Et pour cela, il est question de travail d’équipe.
« Ils m’ont aidé pour les démarches de changement de prénom et le changement de sexe à l’état civil. Ils m’ont supporté et poussé dans mon choix. Les patrons comme mes collègues de travail. J’avais besoin de témoignages. C’est à ce moment-là que toute l’équipe m’a soutenu. Ils ont participé à mon épanouissement et je les remercie du fond du cœur pour tout ce qu’ils ont fait. »
Épanouissement
Aujourd’hui, Aloha est bel et bien épanouie dans son travail et dans sa vie personnelle.
« Quand je regarde tout ce que j’ai traversé, je me rends compte du malaise. J’étais emprisonnée, j’étais dans un corps qui ne me convenait pas. À présent, quand je regarde dans un miroir, je me vois. »
Elle souligne l’importante place que l’amour pour soi a eue dans le développement de sa vie, désormais elle souhaite en donner.
« Donnez de l’amour dans tout ce que vous faites, que ce soit dans la vie familiale, professionnelle ou autres.

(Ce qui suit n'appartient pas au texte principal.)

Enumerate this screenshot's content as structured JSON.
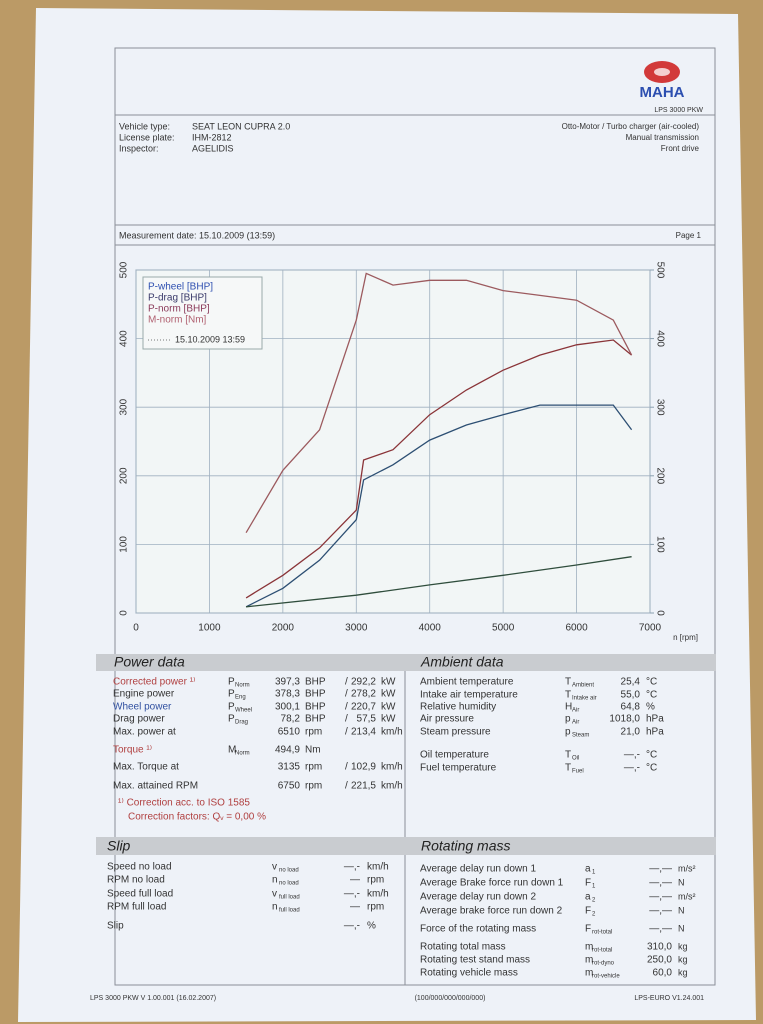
{
  "header": {
    "logo": "MAHA",
    "model": "LPS 3000 PKW",
    "vehicle": [
      {
        "label": "Vehicle type:",
        "value": "SEAT LEON CUPRA 2.0"
      },
      {
        "label": "License plate:",
        "value": "IHM-2812"
      },
      {
        "label": "Inspector:",
        "value": "AGELIDIS"
      }
    ],
    "config": [
      "Otto-Motor / Turbo charger (air-cooled)",
      "Manual transmission",
      "Front drive"
    ],
    "measurement": "Measurement date: 15.10.2009 (13:59)",
    "page": "Page 1"
  },
  "chart_data": {
    "type": "line",
    "x_label": "n [rpm]",
    "legend_date": "15.10.2009 13:59",
    "xlim": [
      0,
      7000
    ],
    "xticks": [
      0,
      1000,
      2000,
      3000,
      4000,
      5000,
      6000,
      7000
    ],
    "ylim": [
      0,
      500
    ],
    "yticks": [
      0,
      100,
      200,
      300,
      400,
      500
    ],
    "y2lim": [
      0,
      500
    ],
    "y2ticks": [
      0,
      100,
      200,
      300,
      400,
      500
    ],
    "grid": true,
    "legend": "upper left",
    "series": [
      {
        "name": "P-wheel [BHP]",
        "color": "#2d4f73",
        "text_color": "#2e4fb0",
        "x": [
          1500,
          2000,
          2500,
          3000,
          3100,
          3500,
          4000,
          4500,
          5000,
          5500,
          6000,
          6500,
          6750
        ],
        "values": [
          9,
          36,
          77,
          136,
          194,
          216,
          252,
          274,
          289,
          303,
          303,
          303,
          267
        ]
      },
      {
        "name": "P-drag [BHP]",
        "color": "#2f4d3c",
        "text_color": "#3a3a6a",
        "x": [
          1500,
          3000,
          4000,
          5000,
          6000,
          6750
        ],
        "values": [
          9,
          26,
          41,
          55,
          70,
          82
        ]
      },
      {
        "name": "P-norm [BHP]",
        "color": "#8a3438",
        "text_color": "#8a3a5a",
        "x": [
          1500,
          2000,
          2500,
          3000,
          3100,
          3500,
          4000,
          4500,
          5000,
          5500,
          6000,
          6500,
          6750
        ],
        "values": [
          22,
          55,
          95,
          150,
          223,
          238,
          289,
          325,
          354,
          376,
          391,
          398,
          376
        ]
      },
      {
        "name": "M-norm [Nm]",
        "color": "#9c5a5e",
        "text_color": "#b06070",
        "axis": "y2",
        "x": [
          1500,
          2000,
          2500,
          3000,
          3135,
          3500,
          4000,
          4500,
          5000,
          5500,
          6000,
          6500,
          6750
        ],
        "values": [
          117,
          208,
          267,
          427,
          495,
          478,
          485,
          485,
          470,
          463,
          456,
          427,
          376
        ]
      }
    ]
  },
  "power_data": {
    "title": "Power data",
    "sep": "/",
    "rows": [
      {
        "label": "Corrected power ¹⁾",
        "color": "#b04040",
        "sym": "P",
        "sub": "Norm",
        "v1": "397,3",
        "u1": "BHP",
        "v2": "292,2",
        "u2": "kW"
      },
      {
        "label": "Engine power",
        "sym": "P",
        "sub": "Eng",
        "v1": "378,3",
        "u1": "BHP",
        "v2": "278,2",
        "u2": "kW"
      },
      {
        "label": "Wheel power",
        "color": "#3050a0",
        "sym": "P",
        "sub": "Wheel",
        "v1": "300,1",
        "u1": "BHP",
        "v2": "220,7",
        "u2": "kW"
      },
      {
        "label": "Drag power",
        "sym": "P",
        "sub": "Drag",
        "v1": "78,2",
        "u1": "BHP",
        "v2": "57,5",
        "u2": "kW"
      },
      {
        "label": "Max. power at",
        "v1": "6510",
        "u1": "rpm",
        "v2": "213,4",
        "u2": "km/h"
      },
      {
        "label": "Torque ¹⁾",
        "color": "#b04040",
        "sym": "M",
        "sub": "Norm",
        "v1": "494,9",
        "u1": "Nm"
      },
      {
        "label": "Max. Torque at",
        "v1": "3135",
        "u1": "rpm",
        "v2": "102,9",
        "u2": "km/h"
      },
      {
        "label": "Max. attained RPM",
        "v1": "6750",
        "u1": "rpm",
        "v2": "221,5",
        "u2": "km/h"
      }
    ],
    "notes": [
      "¹⁾ Correction acc. to ISO 1585",
      "Correction factors: Qᵥ =   0,00 %"
    ]
  },
  "ambient_data": {
    "title": "Ambient data",
    "rows": [
      {
        "label": "Ambient temperature",
        "sym": "T",
        "sub": "Ambient",
        "value": "25,4",
        "unit": "°C"
      },
      {
        "label": "Intake air temperature",
        "sym": "T",
        "sub": "Intake air",
        "value": "55,0",
        "unit": "°C"
      },
      {
        "label": "Relative humidity",
        "sym": "H",
        "sub": "Air",
        "value": "64,8",
        "unit": "%"
      },
      {
        "label": "Air pressure",
        "sym": "p",
        "sub": "Air",
        "value": "1018,0",
        "unit": "hPa"
      },
      {
        "label": "Steam pressure",
        "sym": "p",
        "sub": "Steam",
        "value": "21,0",
        "unit": "hPa"
      },
      {
        "label": "Oil temperature",
        "sym": "T",
        "sub": "Oil",
        "value": "—,-",
        "unit": "°C"
      },
      {
        "label": "Fuel temperature",
        "sym": "T",
        "sub": "Fuel",
        "value": "—,-",
        "unit": "°C"
      }
    ]
  },
  "slip": {
    "title": "Slip",
    "rows": [
      {
        "label": "Speed no load",
        "sym": "v",
        "sub": "no load",
        "value": "—,-",
        "unit": "km/h"
      },
      {
        "label": "RPM no load",
        "sym": "n",
        "sub": "no load",
        "value": "—",
        "unit": "rpm"
      },
      {
        "label": "Speed full load",
        "sym": "v",
        "sub": "full load",
        "value": "—,-",
        "unit": "km/h"
      },
      {
        "label": "RPM full load",
        "sym": "n",
        "sub": "full load",
        "value": "—",
        "unit": "rpm"
      },
      {
        "label": "Slip",
        "value": "—,-",
        "unit": "%"
      }
    ]
  },
  "rotating_mass": {
    "title": "Rotating mass",
    "rows": [
      {
        "label": "Average delay run down 1",
        "sym": "a",
        "sub": "1",
        "value": "—,—",
        "unit": "m/s²"
      },
      {
        "label": "Average Brake force run down 1",
        "sym": "F",
        "sub": "1",
        "value": "—,—",
        "unit": "N"
      },
      {
        "label": "Average delay run down 2",
        "sym": "a",
        "sub": "2",
        "value": "—,—",
        "unit": "m/s²"
      },
      {
        "label": "Average brake force run down 2",
        "sym": "F",
        "sub": "2",
        "value": "—,—",
        "unit": "N"
      },
      {
        "label": "Force of the rotating mass",
        "sym": "F",
        "sub": "rot-total",
        "value": "—,—",
        "unit": "N"
      },
      {
        "label": "Rotating total mass",
        "sym": "m",
        "sub": "rot-total",
        "value": "310,0",
        "unit": "kg"
      },
      {
        "label": "Rotating test stand mass",
        "sym": "m",
        "sub": "rot-dyno",
        "value": "250,0",
        "unit": "kg"
      },
      {
        "label": "Rotating vehicle mass",
        "sym": "m",
        "sub": "rot-vehicle",
        "value": "60,0",
        "unit": "kg"
      }
    ]
  },
  "footer": [
    "LPS 3000 PKW V 1.00.001 (16.02.2007)",
    "(100/000/000/000/000)",
    "LPS-EURO V1.24.001"
  ]
}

Quand tu donnes de l’amour, tu en reçois toujours en retour. »
Et pour tous les esprits qui se posent les mêmes questions et envisagent de sauter le pas :
« Pour toutes les femmes un peu comme moi, foncez ! N’ayez pas peur de ce dont on va penser de vous, de ce qu’on dira. C’est notre vie, notre choix. Allez au bout de vos rêves, restez libre ! »
Aujourd’hui, les relations avec sa famille se sont nettement améliorées. Telle une réelle démonstration d’acceptation, Aloha peut désormais regarder vers le futur.
« Mon père a su faire la part des choses, il a compris l’importance de mon choix. »
1 Pour Aloha, un rae rae c’est : Une femme à part entière, une personne aussi normale que quiconque, une femme qui mérite d’être acceptée et respectée. On ne demande pas d’être aimé, mais juste de nous laisser vivre notre vie comme nous l’entendons. Il y a de la place et de l’oxygène pour tout le monde, nulle utilité de se battre.